Cryptocurrencies are an excellent way to make money passively. All you have to do to be convinced of this is look at all the innovations spawned by the industry since the birth of cryptocurrencies, just under a decade ago. There is a wide variety of software systems offering many benefits, from conducting a BTC profit test to trading for you and letting you do other things in the meantime.
Trading bots, also known as automatic trading software, are the latest — and some might argue the greatest — innovation to hit the cryptocurrency scene.
Trading bots have always been there in other markets, such as the foreign exchange (forex) and stock markets. However, when they first came on the scene, they were the preserve of large hedge funds and other institutional investors. With the lowering of the barriers to entry to the financial markets, trading bots began to appear that could be used by the regular trader. They first became a major hit in the 24-hour forex market. With their massive success there, it was only a matter of time before they came onto the crypto scene.
With trading bots, crypto traders can cut down on the amount of time they invest into trading, freeing them up to pursue other interests. Additionally, the speed and efficiency of a trading bot are such that a trader can take advantage of more opportunities, many of which he or she would not have been able to take advantage of while trading manually.
Trading bots are pretty young in the crypto market as compared to their maturity level in other markets. Despite this, however, there are plenty of strategies that can be used with crypto trading bots to turn a profit. Since the cryptocurrency market is a digital market, with everything happening online, there are plenty of opportunities to make money. Couple this with the fact that the market is still young and inefficient and you soon realize that there probably isn’t a better time than now to invest in the crypto market. The two strategies below are the most popular ones employed using trading bots in the cryptocurrency market.

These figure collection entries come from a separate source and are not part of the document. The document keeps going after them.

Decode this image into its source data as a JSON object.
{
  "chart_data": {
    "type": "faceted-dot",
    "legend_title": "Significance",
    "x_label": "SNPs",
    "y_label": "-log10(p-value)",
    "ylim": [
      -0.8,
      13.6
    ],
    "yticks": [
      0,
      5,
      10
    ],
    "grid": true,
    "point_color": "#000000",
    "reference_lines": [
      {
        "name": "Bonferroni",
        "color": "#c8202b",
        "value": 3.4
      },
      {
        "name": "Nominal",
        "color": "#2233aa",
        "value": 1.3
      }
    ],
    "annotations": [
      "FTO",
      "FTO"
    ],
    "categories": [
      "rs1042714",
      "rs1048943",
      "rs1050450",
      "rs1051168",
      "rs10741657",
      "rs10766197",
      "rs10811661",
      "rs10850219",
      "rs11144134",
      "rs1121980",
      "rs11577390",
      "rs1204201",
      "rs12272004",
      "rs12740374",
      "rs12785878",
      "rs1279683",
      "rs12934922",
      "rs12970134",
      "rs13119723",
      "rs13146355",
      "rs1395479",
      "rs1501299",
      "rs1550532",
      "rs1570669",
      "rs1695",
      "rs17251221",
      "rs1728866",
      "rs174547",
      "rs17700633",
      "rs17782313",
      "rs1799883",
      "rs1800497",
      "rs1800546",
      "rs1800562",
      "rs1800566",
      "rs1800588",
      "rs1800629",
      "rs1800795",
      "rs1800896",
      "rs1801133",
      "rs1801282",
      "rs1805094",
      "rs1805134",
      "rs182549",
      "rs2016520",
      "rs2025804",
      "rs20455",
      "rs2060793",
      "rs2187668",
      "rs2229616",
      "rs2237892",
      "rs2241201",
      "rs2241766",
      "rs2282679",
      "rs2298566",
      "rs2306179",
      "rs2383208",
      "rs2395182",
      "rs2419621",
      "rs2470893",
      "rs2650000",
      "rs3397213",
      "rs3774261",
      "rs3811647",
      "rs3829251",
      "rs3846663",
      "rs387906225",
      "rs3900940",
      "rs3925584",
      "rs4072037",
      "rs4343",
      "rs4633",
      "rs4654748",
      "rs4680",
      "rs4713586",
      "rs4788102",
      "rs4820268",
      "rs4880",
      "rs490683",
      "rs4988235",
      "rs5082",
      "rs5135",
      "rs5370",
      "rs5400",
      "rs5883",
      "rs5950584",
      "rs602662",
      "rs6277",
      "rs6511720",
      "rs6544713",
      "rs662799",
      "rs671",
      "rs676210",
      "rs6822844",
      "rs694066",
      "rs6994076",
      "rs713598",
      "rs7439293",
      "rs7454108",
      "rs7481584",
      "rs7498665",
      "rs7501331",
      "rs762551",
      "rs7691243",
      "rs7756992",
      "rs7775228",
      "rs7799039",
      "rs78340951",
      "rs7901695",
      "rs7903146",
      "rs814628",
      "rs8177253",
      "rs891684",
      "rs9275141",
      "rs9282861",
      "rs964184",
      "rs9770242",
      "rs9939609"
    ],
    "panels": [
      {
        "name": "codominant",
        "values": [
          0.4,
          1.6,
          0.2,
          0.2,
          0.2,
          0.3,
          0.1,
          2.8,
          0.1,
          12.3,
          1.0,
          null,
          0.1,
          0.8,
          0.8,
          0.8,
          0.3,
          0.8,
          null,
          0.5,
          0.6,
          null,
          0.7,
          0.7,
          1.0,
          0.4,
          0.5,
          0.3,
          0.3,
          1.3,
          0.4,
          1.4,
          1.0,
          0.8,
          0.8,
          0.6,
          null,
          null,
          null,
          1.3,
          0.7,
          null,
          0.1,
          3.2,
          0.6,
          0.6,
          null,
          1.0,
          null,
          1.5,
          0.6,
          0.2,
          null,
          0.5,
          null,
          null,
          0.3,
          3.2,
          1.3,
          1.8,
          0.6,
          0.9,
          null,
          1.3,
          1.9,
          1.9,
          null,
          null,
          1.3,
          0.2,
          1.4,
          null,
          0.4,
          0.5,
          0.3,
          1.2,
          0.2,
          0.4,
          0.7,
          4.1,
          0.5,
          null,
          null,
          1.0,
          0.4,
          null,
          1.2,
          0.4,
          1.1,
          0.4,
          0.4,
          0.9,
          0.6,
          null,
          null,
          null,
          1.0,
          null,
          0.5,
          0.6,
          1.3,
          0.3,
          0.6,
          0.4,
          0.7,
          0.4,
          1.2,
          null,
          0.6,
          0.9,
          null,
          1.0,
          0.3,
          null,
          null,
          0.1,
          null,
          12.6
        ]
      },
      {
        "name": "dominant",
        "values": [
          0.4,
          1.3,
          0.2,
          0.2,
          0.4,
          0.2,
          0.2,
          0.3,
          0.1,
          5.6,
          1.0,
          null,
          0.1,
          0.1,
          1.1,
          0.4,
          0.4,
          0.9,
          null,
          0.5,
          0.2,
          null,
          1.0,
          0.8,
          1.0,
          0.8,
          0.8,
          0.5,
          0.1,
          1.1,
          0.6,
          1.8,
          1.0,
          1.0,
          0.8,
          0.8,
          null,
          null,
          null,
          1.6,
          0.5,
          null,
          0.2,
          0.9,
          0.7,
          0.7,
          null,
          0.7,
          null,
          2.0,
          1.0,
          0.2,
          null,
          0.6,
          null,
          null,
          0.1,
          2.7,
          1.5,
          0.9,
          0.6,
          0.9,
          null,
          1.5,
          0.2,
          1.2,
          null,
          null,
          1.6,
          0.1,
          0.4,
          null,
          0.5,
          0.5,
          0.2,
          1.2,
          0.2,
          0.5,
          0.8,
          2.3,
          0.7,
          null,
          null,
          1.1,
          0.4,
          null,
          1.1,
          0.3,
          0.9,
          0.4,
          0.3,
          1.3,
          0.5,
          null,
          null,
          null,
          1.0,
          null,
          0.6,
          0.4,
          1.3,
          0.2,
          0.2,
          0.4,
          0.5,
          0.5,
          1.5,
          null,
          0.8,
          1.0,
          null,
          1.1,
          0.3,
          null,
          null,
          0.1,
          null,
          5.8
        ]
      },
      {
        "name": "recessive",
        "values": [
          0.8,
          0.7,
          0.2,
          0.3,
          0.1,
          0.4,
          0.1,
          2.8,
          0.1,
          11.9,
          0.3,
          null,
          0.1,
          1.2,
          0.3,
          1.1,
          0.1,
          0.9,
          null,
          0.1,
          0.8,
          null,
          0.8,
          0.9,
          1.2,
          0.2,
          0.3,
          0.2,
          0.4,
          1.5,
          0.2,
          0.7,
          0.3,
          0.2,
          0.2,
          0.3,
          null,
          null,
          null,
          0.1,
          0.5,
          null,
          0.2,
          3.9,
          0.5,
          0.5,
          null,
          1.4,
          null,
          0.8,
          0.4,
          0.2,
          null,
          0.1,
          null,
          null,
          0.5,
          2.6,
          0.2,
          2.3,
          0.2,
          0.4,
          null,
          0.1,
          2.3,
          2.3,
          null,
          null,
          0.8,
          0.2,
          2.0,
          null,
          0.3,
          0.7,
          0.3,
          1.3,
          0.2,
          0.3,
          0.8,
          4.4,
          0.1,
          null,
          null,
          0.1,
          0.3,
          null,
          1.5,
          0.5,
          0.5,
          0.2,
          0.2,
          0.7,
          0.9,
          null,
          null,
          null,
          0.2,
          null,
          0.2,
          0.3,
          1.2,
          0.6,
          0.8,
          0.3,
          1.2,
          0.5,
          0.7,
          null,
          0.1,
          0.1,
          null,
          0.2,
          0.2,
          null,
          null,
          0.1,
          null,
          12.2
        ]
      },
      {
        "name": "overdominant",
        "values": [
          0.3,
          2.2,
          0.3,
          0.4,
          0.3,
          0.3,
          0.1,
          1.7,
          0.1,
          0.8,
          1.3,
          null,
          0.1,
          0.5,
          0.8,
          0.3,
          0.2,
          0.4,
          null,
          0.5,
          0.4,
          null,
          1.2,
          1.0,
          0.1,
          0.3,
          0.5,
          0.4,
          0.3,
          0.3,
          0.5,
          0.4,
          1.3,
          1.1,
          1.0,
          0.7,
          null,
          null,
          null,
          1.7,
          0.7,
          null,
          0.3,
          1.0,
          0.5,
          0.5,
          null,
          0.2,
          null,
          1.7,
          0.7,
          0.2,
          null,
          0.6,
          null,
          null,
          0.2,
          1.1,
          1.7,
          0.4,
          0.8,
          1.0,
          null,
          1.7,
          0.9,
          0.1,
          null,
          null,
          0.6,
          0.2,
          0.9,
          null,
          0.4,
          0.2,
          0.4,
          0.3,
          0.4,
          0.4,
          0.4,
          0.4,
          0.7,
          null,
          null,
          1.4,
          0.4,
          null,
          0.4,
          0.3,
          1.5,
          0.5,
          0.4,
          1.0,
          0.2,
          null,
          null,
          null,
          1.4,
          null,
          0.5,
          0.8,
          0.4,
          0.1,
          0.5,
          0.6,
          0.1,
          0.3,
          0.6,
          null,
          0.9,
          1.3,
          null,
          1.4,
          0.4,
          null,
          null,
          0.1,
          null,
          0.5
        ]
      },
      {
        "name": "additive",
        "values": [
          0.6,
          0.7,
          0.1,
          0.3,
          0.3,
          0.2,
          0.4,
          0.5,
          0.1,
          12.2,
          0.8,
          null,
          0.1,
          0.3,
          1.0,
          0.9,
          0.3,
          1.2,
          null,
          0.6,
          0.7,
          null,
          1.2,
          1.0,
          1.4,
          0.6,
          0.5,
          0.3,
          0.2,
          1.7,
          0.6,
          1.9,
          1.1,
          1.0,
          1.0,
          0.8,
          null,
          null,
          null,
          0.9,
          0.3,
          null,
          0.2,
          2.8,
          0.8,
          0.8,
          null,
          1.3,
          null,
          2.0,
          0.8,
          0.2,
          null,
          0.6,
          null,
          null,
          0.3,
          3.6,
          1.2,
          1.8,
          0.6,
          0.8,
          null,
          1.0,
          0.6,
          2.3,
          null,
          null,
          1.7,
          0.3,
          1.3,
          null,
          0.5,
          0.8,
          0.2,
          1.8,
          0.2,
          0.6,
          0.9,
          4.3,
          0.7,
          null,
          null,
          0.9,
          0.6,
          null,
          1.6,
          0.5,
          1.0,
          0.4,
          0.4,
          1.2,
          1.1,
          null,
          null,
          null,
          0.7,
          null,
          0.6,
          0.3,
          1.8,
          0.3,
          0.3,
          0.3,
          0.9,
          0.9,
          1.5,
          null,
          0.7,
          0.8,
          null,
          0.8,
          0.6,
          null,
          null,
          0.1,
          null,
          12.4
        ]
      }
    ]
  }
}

This is one of the earliest strategies to be employed in any market, not just the cryptocurrency market. The principle behind arbitrage is fairly simple: A trader identifies two markets for an asset. In one of those markets, the asset is trading at a significantly lower price than the other, giving them the opportunity to buy at a low price from one market and sell at a high one in a different market. Since the crypto market is digital, the only fees incurred are transaction fees, making the potential for profit very high.
Arbitrage works very well in an inefficient market, and the opportunities generally fade as the market grows more efficient. The crypto market has grown more and more efficient over time, eliminating the blatant opportunities for arbitrage. However, due to their efficiency and ability to make many trades in a short amount of time, trading bots can still take advantage of arbitrage opportunities, making them a prized tool in any trader’s toolbox.
Trading bots also make it possible to use market making as a strategy. With market making, the trading bot trades in many different spots and derivative contracts in a cryptocurrency to realize a profit. The trading bot will pose as a buyer on some platforms while posing as a seller on others. It implements both arbitrage and various other strategies to realize a profit. This strategy is more profitable than arbitrage. However, it is also riskier due to the increased complexity.
Trading bots make it possible for the regular trader to use the same strategies as the large hedge funds and make a fortune in the process. That’s why they are getting more and more popular as each day passes.